Last modified: 2012-07-12

Abstract


Widespread accounts of the harmful effects of invasive species have stimulated both practical and theoretical studies on how the spread of these destructive agents can be contained. In practice, a widely used method is the deployment of biological control agents, that is, the release of an additional species (which may also spread) that creates a hostile environment for the invader. Seeding colonies of these protective biological control agents can be used to build a kind of living barrier against the spread of the harmful invader, but the ecological literature documents that attempts to establish colonies of biological control agents often fail (opening gaps in the barrier). Further, the supply of the protective species is limited, and the full supply may not be available immediately. This problem has a natural temporal component: biological control is deployed as the extent of the harmful invasion grows. How can a limited supply of unreliable biological control agents best be deployed over time to protect the landscape against the spread of a harmful invasive species? To explore this question we introduce a new family of stochastic graph vaccination problems that generalizes ideas from social networks and multistage graph vaccination.

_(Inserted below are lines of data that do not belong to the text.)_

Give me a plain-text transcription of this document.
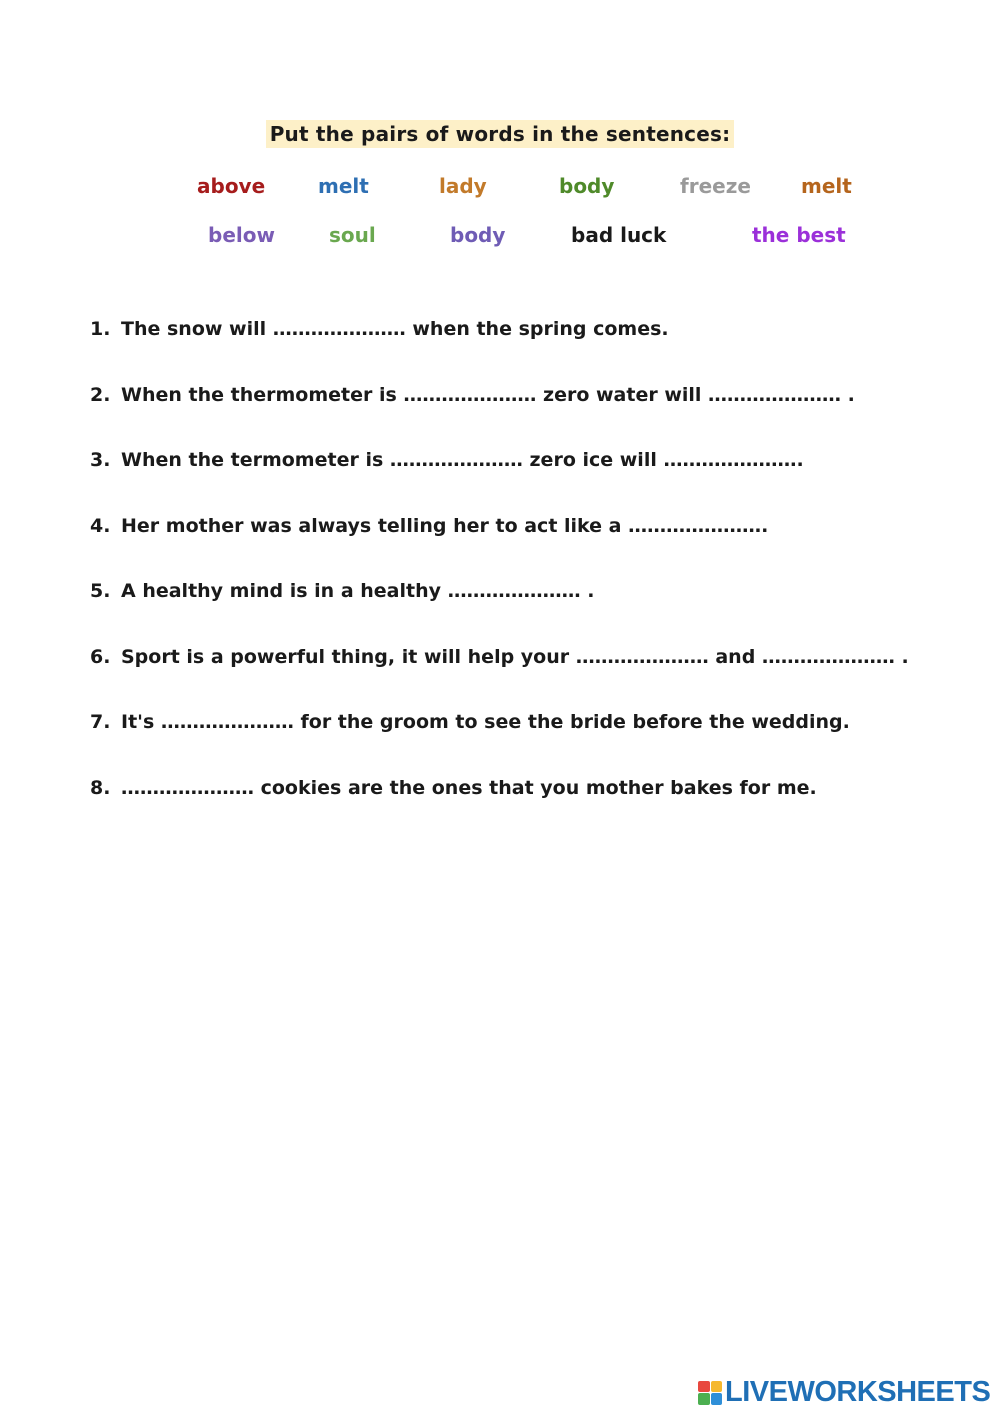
Put the pairs of words in the sentences:
above	melt	lady	body	freeze	melt
below	soul	body	bad luck	the best
1. The snow will ………………… when the spring comes.
2. When the thermometer is ………………… zero water will ………………… .
3. When the termometer is ………………… zero ice will ………………….
4. Her mother was always telling her to act like a ………………….
5. A healthy mind is in a healthy ………………… .
6. Sport is a powerful thing, it will help your ………………… and ………………… .
7. It's ………………… for the groom to see the bride before the wedding.
8. ………………… cookies are the ones that you mother bakes for me.
LIVEWORKSHEETS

We point out a deterministic (1 - 1/e)-approximation algorithm for a deterministic base case studied in the social networks literature (matching the previous best randomized (1 -1/e) guarantee for that problem). Next, we show that the randomized (1 -1/e) guarantee (and a deterministic 1/2 guarantee) can be extended to our much more general family of stochastic graph vaccination problems in which vaccinations (a.k.a. biological control colonies) spread but may be unreliable. For the non-spreading vaccination case with unreliable vaccines, we give matching results in trees. Qualitatively, our extension is from computing “cuts over time” to computing “robust cuts over time.” Our new family of problems captures the key tensions we identify for containing invasive species spread with unreliable biological control agents: a robust barrier is built over time with unreliable resources to contain an expanding invasion.